Leiberher has spent more than 20 years surveying bat species along the East Coast. He says NLE bats are under threat of extinction largely from “white-nose syndrome.” The fungus arrived in 2006 and grows on bats, causing them to wake during hibernation, burn their fat storage and leave their winter hibernation habitats (mostly caves and mines) in search of food. The bats often die due to a lack of food options. Indiana bats were listed as endangered mostly because of habitat loss.

“People don’t typically realize the importance of bats to the environment.”Project Manager Ryan Leiberher

Both species require forests in the summer months to survive and thrive. Our biologists are actively working with clients in affected areas to educate them on new tree-clearing regulations at construction sites to comply with the Endangered Species Act (ESA).

“Clearing trees during the summer months can directly impact bats through death and habitat loss and indirectly by altering the forest composition over time,” Leiberher said.

RK&K is also partnering with the Pennsylvania Game Commission and a private client on creating a first-of-its-kind artificial hibernation habitat in the western part of the state. This site will provide an alternative hibernation habitat for many bat species including endangered and threatened species.

“They have retrofitted certain natural hibernation sites before to better protect the bats,” Leiberher added. “But they’ve never built this type of artificial bat cave from scratch. We’re also looking at solutions to get some of these sites to colder temperatures. Data has shown that certain species have more resiliency to white-nose syndrome when hibernation sites have colder more stable temperatures.”

“From pollination to insect control, bats play a key role in sustaining ecosystems where they live.”Project Manager Ryan Leiberher

In addition, our teams are assisting clients with alternative methods of assessing bats including Habitat Assessments, Compliance Surveys, and Acoustic Monitoring.

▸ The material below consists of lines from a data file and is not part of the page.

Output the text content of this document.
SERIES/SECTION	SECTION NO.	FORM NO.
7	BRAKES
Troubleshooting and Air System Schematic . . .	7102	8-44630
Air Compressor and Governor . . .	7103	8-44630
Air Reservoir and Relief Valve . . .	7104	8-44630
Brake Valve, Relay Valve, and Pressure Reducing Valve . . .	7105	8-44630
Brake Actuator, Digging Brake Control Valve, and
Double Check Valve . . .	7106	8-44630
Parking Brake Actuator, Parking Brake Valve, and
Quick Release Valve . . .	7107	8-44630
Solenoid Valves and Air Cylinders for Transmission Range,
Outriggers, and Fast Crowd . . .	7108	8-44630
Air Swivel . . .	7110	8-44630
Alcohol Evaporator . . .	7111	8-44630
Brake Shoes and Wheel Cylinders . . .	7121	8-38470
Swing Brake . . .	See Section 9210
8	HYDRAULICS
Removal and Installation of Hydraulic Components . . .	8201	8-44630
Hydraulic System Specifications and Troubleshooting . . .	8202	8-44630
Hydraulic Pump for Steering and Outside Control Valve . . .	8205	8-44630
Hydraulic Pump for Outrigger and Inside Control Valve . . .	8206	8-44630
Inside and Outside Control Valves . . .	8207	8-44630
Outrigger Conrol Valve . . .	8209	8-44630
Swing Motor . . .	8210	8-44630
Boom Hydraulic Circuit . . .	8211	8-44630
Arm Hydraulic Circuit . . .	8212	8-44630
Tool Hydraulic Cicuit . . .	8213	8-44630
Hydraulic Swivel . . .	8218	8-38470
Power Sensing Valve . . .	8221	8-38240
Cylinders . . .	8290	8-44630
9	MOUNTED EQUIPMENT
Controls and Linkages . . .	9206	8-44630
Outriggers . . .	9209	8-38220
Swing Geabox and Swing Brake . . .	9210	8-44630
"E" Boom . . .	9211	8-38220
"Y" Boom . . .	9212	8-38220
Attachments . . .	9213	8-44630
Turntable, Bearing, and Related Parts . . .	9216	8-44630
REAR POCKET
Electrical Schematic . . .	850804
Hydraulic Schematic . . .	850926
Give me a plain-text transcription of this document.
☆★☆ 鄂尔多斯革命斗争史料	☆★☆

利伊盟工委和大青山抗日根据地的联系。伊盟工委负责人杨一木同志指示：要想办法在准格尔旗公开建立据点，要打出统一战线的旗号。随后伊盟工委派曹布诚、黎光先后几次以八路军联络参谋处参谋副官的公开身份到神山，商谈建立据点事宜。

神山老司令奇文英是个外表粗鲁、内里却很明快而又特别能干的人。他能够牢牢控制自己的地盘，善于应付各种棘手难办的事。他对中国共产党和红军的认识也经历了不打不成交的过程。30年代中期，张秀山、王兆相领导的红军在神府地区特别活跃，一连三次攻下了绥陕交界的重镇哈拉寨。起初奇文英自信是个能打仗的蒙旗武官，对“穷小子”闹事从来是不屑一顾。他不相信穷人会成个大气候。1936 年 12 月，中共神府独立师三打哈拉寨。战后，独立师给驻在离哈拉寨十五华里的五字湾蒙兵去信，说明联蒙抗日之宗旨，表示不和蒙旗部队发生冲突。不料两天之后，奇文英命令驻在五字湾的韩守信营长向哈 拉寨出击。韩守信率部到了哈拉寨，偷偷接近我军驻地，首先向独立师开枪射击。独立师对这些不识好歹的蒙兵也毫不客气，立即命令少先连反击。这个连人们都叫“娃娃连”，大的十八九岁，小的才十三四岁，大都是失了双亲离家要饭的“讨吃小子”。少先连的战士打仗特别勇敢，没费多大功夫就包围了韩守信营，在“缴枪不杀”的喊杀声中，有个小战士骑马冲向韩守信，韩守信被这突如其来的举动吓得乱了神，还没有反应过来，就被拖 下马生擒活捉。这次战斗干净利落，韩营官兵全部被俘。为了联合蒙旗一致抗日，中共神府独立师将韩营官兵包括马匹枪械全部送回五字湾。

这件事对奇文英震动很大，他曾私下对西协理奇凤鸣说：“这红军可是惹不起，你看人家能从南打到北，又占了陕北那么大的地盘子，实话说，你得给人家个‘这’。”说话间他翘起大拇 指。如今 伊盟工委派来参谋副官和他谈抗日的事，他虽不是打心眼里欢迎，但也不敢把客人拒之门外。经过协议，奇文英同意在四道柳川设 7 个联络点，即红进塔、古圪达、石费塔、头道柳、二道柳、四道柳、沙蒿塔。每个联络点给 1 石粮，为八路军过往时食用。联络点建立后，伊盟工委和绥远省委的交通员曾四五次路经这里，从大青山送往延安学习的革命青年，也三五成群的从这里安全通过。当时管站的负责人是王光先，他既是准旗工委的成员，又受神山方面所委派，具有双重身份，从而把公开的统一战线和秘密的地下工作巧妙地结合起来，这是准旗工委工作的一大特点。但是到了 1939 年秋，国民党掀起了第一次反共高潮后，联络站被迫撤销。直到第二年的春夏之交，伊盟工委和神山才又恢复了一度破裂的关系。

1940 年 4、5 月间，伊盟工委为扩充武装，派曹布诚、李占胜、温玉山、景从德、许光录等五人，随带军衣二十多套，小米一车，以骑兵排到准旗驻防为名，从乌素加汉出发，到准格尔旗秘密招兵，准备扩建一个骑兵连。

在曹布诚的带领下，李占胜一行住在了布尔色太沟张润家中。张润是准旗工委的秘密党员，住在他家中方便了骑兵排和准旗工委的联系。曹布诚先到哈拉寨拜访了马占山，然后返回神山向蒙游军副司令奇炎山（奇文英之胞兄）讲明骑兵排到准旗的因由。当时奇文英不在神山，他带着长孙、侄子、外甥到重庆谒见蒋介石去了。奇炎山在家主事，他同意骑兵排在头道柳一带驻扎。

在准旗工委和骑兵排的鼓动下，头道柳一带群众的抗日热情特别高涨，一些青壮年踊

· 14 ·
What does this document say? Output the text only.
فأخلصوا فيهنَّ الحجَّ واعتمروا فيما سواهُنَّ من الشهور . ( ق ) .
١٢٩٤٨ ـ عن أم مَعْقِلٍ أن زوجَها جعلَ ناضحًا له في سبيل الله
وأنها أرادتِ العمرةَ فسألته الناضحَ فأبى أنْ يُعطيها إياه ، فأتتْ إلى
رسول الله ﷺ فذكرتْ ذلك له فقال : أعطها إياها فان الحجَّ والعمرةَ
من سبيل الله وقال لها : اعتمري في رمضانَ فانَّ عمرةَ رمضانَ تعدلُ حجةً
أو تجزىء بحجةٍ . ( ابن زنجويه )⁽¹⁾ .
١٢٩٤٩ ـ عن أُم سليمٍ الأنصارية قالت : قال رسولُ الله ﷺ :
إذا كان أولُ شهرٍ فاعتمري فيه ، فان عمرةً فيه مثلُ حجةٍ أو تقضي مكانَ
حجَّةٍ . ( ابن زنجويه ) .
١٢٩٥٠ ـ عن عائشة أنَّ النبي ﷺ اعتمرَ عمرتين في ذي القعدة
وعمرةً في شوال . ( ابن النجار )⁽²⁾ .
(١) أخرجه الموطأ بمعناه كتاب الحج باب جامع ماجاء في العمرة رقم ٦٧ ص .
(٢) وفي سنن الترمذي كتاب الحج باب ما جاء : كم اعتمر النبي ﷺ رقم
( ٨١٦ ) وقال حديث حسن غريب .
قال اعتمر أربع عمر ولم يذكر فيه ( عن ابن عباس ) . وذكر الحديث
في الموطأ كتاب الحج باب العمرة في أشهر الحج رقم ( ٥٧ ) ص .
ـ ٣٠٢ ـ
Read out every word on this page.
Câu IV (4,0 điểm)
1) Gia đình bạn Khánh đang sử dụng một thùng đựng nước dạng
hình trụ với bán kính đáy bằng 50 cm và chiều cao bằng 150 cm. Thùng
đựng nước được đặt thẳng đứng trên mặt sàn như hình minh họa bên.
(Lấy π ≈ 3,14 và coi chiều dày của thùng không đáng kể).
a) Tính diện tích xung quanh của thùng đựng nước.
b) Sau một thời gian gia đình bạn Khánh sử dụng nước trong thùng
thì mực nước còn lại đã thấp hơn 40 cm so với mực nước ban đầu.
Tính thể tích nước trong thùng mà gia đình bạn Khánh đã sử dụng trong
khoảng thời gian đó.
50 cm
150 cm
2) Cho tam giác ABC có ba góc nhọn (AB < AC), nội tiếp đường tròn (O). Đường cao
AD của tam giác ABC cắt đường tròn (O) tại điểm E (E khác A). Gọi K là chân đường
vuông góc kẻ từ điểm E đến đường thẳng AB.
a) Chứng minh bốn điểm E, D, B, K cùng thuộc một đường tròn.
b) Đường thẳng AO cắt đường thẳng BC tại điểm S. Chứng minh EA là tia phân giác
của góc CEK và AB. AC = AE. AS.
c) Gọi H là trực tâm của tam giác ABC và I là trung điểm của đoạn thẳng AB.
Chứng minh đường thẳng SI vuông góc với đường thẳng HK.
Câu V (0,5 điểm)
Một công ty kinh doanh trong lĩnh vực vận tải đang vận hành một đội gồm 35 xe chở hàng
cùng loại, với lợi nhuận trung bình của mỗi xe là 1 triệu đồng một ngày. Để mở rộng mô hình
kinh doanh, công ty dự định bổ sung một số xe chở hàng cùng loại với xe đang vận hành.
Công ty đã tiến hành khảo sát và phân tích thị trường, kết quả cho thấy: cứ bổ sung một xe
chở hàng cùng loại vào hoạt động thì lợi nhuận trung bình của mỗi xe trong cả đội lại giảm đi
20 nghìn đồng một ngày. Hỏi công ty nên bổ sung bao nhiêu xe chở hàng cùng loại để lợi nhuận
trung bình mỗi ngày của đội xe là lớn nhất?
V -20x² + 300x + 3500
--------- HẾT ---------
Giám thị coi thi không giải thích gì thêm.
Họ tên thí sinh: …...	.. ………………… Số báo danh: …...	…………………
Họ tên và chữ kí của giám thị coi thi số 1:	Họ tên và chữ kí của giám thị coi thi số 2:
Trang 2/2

Vertical mist netting, a way to catch and sample bat populations

Mist netting survey location to identify the presence of endangered and threatened bats. (Photo: Ryan Leiberher)

Habitat assessments are designed to identify the presence and quality of suitable habitats, with both summer and winter habitats considered. Compliance surveys, including mist netting studies, follow strict guidelines set forth by the USFWS as well as state regulatory agencies. Acoustic monitoring utilizes specialized recording devices to monitor caves, mines, and roost trees. The “calls” are recorded in the monitoring device and then processed through discriminant, analytical software to identify bats to species with a high degree of accuracy.

Our team used acoustic monitoring as part of the NEPA phase of the I-495 & I-270 Managed Lanes Study at 70 locations around the northwest suburbs of Washington, DC. Leiberher estimated the team recorded approximately 55,000 “calls” from bats during their survey period.

The end goal of these solutions is to help these endangered and threatened species thrive once again.

“Cave hibernator numbers are very low as compared to pre-White-Nose syndrome, but some site populations are starting to show signs of stabilizing and in some cases very slow increases in numbers,” Leiberher noted.